Rzekomy powód ataku PO na Instytut Pamięci Narodowej, czyli książka Pawła Zyzaka, skłonił minister nauki i szkolnictwa wyższego Barbarę Kudrycką do zadecydowania o kontroli akredytacyjnej "w trybie nadzwyczajnym w związku z nieprawidłowościami metodologicznymi w procedurze przygotowania, zrecenzowania i obrony pracy magisterskiej Pawła Zyzaka na Wydziale Historii Uniwersytetu Jagiellońskiego". - To niebywale skandaliczne. Decyzja ta stanowi zagrożenie dla wolności nauki - ocenił prezes PiS Jarosław Kaczyński. - To mi przypomina czasy PRL, wtedy zbierał się nieomylny Komitet Centralny PZPR, który dokonywał osądu organizacji, tak samo dziś zachowuje się PO. Ale jestem pewny, że IPN się wybroni, a nawet wyjdzie z tej sytuacji wzmocniony. Tak jak UJ, który został zaatakowany przez minister nauki Barbarę Kudrycką, która chyba zbyt była uległa poleceniom, bo nie wierzę, że sama wymyśliła tę kontrolę - powiedział nam z kolei wicemarszałek Putra. PiS domaga się odwołania Kudryckiej. - Ministrem nie może być osoba, która nie rozumie wolności nauki, nie rozumie tego pojęcia, i która nie zna Konstytucji. Po prostu to jest zbyt niski poziom jak na to stanowisko. Oczekujemy odwołania pani Kudryckiej, po tego rodzaju niebywałym w państwie demokratycznym wyczynie - powiedział prezes PiS Jarosław Kaczyński. W sobotę Kudrycka, chyba po głębszym zastanowieniu, zdecydowała się wycofać ze swoich planów kontrolnych na UJ, a premier Tusk starał się złagodzić wydźwięk tej sytuacji, mówiąc, że polski rząd nie będzie nadzorował prac magisterskich.

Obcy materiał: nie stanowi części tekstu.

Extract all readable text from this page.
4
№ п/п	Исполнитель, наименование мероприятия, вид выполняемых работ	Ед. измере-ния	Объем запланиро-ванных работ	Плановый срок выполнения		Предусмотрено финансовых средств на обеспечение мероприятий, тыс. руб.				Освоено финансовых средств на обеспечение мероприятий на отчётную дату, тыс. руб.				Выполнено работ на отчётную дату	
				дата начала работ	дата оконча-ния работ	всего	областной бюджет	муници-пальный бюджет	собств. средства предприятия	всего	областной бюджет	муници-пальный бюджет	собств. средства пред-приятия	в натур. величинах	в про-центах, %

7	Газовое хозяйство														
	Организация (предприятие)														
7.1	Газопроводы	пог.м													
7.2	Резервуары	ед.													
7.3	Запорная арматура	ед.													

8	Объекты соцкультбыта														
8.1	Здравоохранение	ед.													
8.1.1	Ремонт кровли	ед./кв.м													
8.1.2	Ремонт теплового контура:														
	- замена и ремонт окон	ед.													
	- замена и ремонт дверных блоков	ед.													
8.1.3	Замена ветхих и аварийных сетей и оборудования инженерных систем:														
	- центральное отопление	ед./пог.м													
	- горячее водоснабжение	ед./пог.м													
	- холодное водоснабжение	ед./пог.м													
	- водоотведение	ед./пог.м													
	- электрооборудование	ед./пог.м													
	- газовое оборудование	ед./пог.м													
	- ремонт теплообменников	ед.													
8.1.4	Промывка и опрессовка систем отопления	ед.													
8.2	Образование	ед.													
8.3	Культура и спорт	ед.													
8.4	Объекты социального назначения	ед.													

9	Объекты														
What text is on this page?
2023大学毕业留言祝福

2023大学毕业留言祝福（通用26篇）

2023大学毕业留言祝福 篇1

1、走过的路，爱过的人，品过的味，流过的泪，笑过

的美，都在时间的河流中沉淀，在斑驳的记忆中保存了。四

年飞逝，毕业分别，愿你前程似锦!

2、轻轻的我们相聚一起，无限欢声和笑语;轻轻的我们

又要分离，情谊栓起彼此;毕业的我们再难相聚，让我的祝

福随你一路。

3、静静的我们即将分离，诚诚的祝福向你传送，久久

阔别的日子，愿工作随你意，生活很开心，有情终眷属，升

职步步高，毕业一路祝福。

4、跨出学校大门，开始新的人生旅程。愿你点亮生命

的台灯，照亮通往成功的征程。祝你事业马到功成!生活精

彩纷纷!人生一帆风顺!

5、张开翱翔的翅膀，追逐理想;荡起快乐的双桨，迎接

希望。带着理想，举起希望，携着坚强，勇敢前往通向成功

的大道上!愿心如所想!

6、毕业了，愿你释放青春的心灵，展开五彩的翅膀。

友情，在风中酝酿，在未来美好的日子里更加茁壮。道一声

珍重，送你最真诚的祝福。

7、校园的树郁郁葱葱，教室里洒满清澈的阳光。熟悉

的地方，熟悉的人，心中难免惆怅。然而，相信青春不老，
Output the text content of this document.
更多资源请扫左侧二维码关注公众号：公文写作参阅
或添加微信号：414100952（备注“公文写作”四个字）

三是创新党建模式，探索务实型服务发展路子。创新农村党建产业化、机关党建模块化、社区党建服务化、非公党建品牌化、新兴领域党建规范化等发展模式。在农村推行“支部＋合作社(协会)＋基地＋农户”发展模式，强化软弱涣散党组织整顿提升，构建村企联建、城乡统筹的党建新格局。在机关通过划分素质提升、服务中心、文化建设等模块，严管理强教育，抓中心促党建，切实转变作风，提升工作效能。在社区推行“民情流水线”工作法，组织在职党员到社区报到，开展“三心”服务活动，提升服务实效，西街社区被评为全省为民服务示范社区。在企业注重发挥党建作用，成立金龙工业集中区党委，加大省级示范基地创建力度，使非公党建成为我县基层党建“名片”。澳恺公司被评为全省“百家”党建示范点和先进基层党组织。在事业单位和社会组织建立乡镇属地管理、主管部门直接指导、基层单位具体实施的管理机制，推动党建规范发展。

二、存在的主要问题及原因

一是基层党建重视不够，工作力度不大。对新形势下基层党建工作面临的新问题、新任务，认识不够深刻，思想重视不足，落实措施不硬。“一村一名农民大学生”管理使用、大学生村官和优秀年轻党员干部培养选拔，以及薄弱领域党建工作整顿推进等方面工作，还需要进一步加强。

Suchej nitki na politykach atakujących IPN nie pozostawiają nauczyciele zrzeszeni w oświatowym związku zawodowym "Solidarność". - Hańbą koalicji PO - PSL, wspomaganej czynnie głosami Lewicy, jest podejmowanie działań zmierzających do likwidacji Instytutu Pamięci Narodowej. Odbieramy te działania jako kolejny i zaplanowany atak na odkrywanie prawdy o najnowszej historii Polski. Odczytujemy to jako próbę jej zakłamywania. Wielkie zdziwienie budzi fakt pomijania przez obecną koalicję rządzącą osiągnięć Instytutu Pamięci Narodowej w prawnym i moralnym rozliczaniu zbrodni z okresu PRL, a koncentrowanie się rządzących wyłącznie na obronie byłych prezydentów RP oraz innych prominentnych polityków. Hańbą jest czynny udział w tych atakach premiera rządu, marszałka Sejmu, ministra szkolnictwa wyższego i nauki oraz mediów komunistyczno-liberalnych - podkreśla Stefan Kubowicz, przewodniczący Prezydium Sekcji Krajowej Oświaty i Wychowania NSZZ "Solidarność".